三十二年,法律馆奏准将戏杀、误杀、擅杀虚拟死罪各案,分别减为徒刑、流放。从此死刑也多有减轻了。又是这一年法律馆因为妇女收赎,银数太少,不足以起到警戒作用,议准妇女犯笞刑、杖刑,按照新章罚金。徒刑、流放、充军、发遣,除不孝及奸、盗、诈伪旧例应实际发配的,改留在本地习艺所工作,以十年为限,其余都准其赎罪。徒刑一年折银二十两,每五两为一等,五个徒刑等级照此递加。由徒刑进入流刑,每一等加十两,三个流刑等级照此递加。发遣、充军按照满流判罚。如果无力完缴,将应罚的数目,照新章按银数折算时日,改学工艺。其犯有枷号的,不论日数多少,都酌加五两,以示区别。从此收赎银数也稍有变化了。
所以宣统二年颁布的现行刑律,只是将近几年奏定的章程采录修订进去,于是刑制就有了很大变更。其中五刑的条目,首先罚刑十等,代替旧律的笞刑、杖刑。一等罚,罚银五钱,到十等罚,为银十五两,这是根据法律馆议覆恤刑狱的奏章。其次徒刑五等,年限仍旧律。其次流刑三等,道里仍旧律,但都不加杖,因为法律馆已经附片奏请删除。其次发遣刑二等:一是极边足四千里及烟瘴地方安置,一是新疆当差。把闰刑加入正刑,因为沿用的人多,不得不另外自成制度。其次死刑二等:一是绞,一是斩。当时虽然有死刑唯一的议论,但因为旧制明显分出等级,而且凌迟、枭首等项刚刚议减,不敢直接废除斩刑。徒刑、流放虽然仍旧律,但制度不同。按照习艺章程,五个徒刑等级依期限收入本地习艺所习艺;流放、发遣无论发配与否,都应工作。

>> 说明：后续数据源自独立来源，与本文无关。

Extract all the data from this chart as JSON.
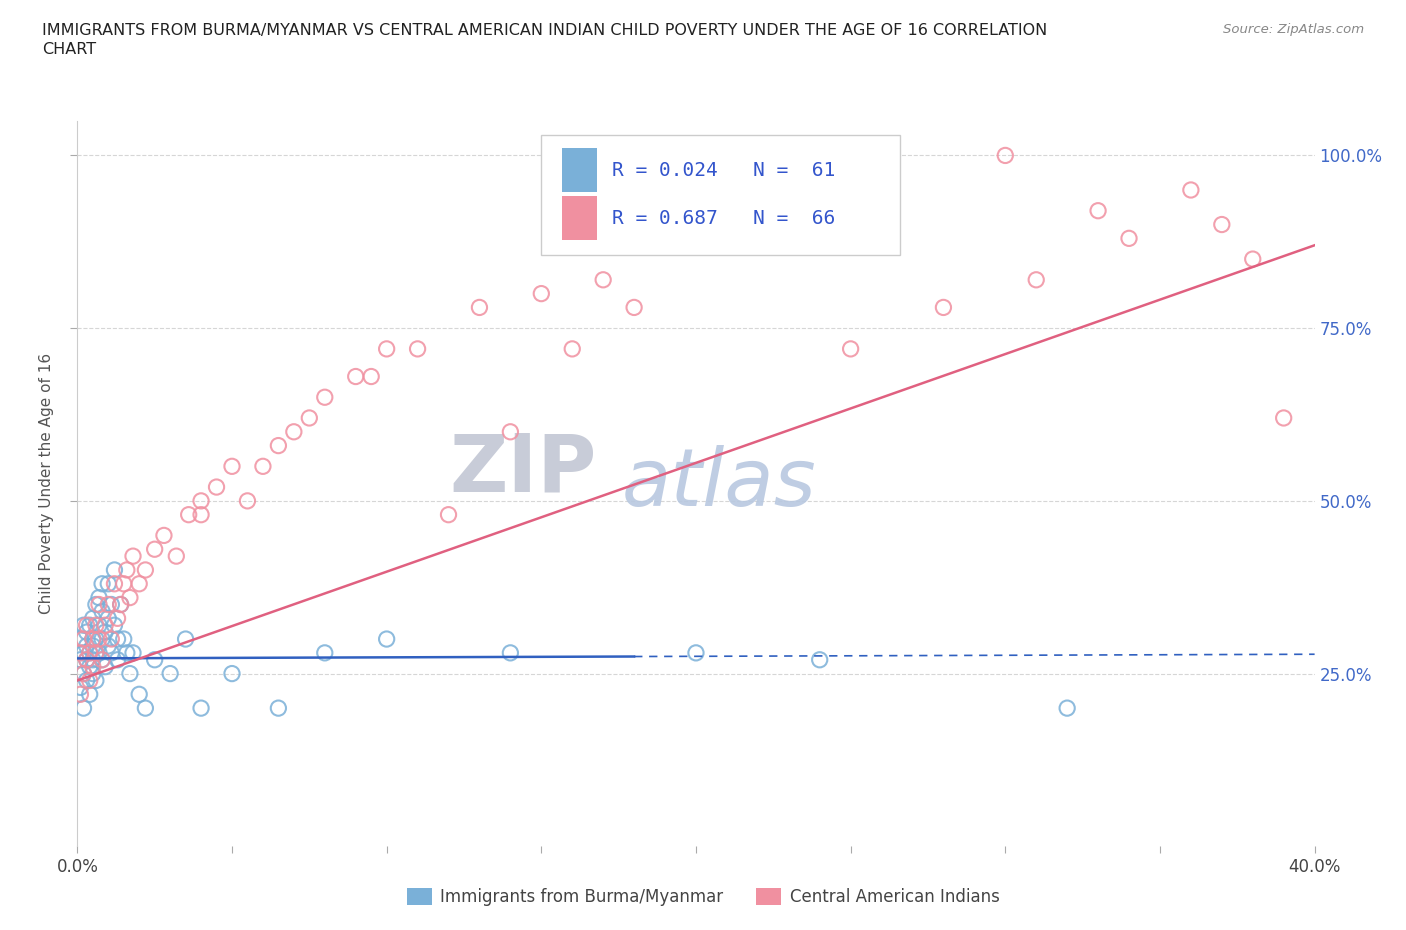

所以在徒刑五等下面注明按限工作,流刑二千里注明工作六年,二千五百里注明工作八年,三千里注明工作十年,发遣刑都注明工作十二年。收赎则根据妇女赎罪新章酌减银数,改为通例。罚刑照应罚的数目折半收赎,徒刑一年赎银十两,每等加银二两五钱,到徒刑三年收赎银二十两。流刑每等加银五两,到三千里赎银三十五两。发遣刑与满流相同。绞、斩则收赎银四十两。也分别注在各刑条下面。但不是例应收赎的,不得滥用。捐赎,根据光绪二十九年刑部奏准照运粮事例,减半银数,另外辑为条例。笞刑、杖刑虽然不列入正刑,仍然保留竹板,以备刑讯之用。此外各种刑具,全部废除,枷号也一概削除,刑制较为直截省简了。
只有就地正法一项,开始于咸丰三年。当时各省兴兵,地方大吏,遇到土匪暗中发动,往往先行正法,然后奏报朝廷。后来军务平定,疆吏贪图对自己方便,相沿不改。光绪七八年间,御史胡隆洵、陈启泰等多次进言。刑部发文件请求下令各省,体察情形,仍照旧例解送勘审,分别题奏。后来各督抚都回覆说地方不平静,难以恢复旧制。刑部不得已,才酌情加以限制,如实系土匪、马贼、游勇、会匪,才准先行正法,寻常强盗,不得滥引。自从这个章程推行,直到国变,而就地正法的制度,终究未能革除。